Баронесса приветственно кивнула.
– Это вам принадлежит та гигантская крыса? – осведомился я без обиняков.
– Сколь же любознателен ваш друг, – проговорила она негромко, приподняв бровь. – А я-то всегда считала, что вы, англичане, мастера изощренных иносказаний. На деле же оказалось, что вы не терпеливее голодных терьеров, завидевших кость. – Она обернулась ко мне. Улыбка исчезла, и ее глаза, изумительные черные глаза, холодно поблескивали. – Ладно, хотите получить ответ – извольте. Да, доктор, гигантская крыса принадлежит мне. Гигантская крыса – мое оружие. Я… как бы выразиться поточнее? Я способствовала ее созданию. Родилась я в Венгрии, однако много лет провела на Суматре и там наблюдала за этими странными, злобными тварями. Размером они со щенка, но, сбившись в стаю, в состоянии одолеть человека и за несколько минут изувечить его до смерти. Вот я и задумалась: а ведь они могут стать настоящей угрозой, если вырастить их покрупнее и заразить смертоносной бациллой. Какую же это дарует власть! Я многое изучала в своей жизни, у меня большие способности к освоению, запоминанию и развитию чужих мыслей. Продвинуться в познании хоть на шаг дальше, подсветить хотя бы краешек тени – такова неизменно была моя цель. Медицина, естествознание, оккультизм – я испробовала все. И все освоила.

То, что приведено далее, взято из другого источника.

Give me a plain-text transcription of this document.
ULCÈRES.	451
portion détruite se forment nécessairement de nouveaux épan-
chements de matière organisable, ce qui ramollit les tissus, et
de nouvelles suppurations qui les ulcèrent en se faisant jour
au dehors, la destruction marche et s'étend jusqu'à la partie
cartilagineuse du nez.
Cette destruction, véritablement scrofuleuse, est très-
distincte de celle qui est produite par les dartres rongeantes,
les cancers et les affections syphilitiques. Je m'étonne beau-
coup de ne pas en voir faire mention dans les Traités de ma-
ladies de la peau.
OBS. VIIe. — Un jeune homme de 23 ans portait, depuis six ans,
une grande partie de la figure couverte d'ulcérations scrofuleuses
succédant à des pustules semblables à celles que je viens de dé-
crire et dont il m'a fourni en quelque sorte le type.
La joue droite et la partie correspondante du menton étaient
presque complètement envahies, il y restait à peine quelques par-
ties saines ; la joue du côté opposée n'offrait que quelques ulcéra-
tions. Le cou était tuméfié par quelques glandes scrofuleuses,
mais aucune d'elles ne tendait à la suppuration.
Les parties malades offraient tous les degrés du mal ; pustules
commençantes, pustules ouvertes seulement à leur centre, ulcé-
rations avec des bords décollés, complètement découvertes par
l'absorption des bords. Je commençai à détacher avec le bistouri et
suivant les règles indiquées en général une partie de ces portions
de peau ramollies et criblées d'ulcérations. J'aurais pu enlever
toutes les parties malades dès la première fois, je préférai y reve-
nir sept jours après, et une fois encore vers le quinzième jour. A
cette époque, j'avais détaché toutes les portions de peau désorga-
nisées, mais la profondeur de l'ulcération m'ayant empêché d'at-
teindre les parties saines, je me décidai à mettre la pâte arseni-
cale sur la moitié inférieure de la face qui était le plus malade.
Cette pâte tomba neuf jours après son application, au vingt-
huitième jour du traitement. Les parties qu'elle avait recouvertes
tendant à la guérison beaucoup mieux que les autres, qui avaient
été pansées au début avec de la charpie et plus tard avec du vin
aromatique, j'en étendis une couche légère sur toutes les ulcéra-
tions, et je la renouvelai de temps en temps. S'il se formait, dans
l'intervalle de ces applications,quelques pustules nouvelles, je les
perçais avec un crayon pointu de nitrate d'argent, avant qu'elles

– Оккультизм! – вырвалось у меня невольно.
– Рядовой разум не смеет заглянуть за пределы изведанного. Нет, нужно идти дальше, чтобы… подчинить других.
– Значит, вот к чему все это – подчинить других?
– Разумеется. В этом и состоит смысл жизни. Подчинять – значит властвовать, властвовать – значит быть свободной. Вот я подчинила себе Шерлока Холмса и положила конец его вмешательству в мои планы.
Я посмотрел на своего друга. Лицо его было безучастно. Глаза остекленели, и хотя дуло пистолета все еще угрожало мне, он, казалось, вовсе меня не видел. Он слышал, но, по всей видимости, не воспринимал. Сладкоречие баронессы, похоже, ввергло его в оцепенение.
– А скоро я подчиню себе и вас, доктор Уотсон, – продолжала баронесса. – Не протестуйте и не надейтесь, что сможете вырваться. Вы теперь муха, что беспомощно бьется в паутине, и спастись вам не дано. Вы качаете головой, но это лишь отчаянная… и бессмысленная бравада. Сейчас я продемонстрирую вам свою силу.
Тут она внезапно распрямилась на кушетке, блеснул металл, и я увидел, что нога ее закована в металлическую колодку. Баронесса была хромой. Природа, даровавшая этой женщине несравненную красоту и замечательный ум, отомстила ей, наделив увечным телом. Похоже, баронесса не успела перехватить мой взгляд или просто проигнорировала мое открытие. Ведь в противном случае ей пришлось бы признать реальность своего единственного изъяна. Да, она была умна и претендовала на то, что обладает познаниями, выходящими за пределы современной медицинской науки, но это не могло излечить ее от хромоты. Полагаю, мысль эта сильно ее терзала.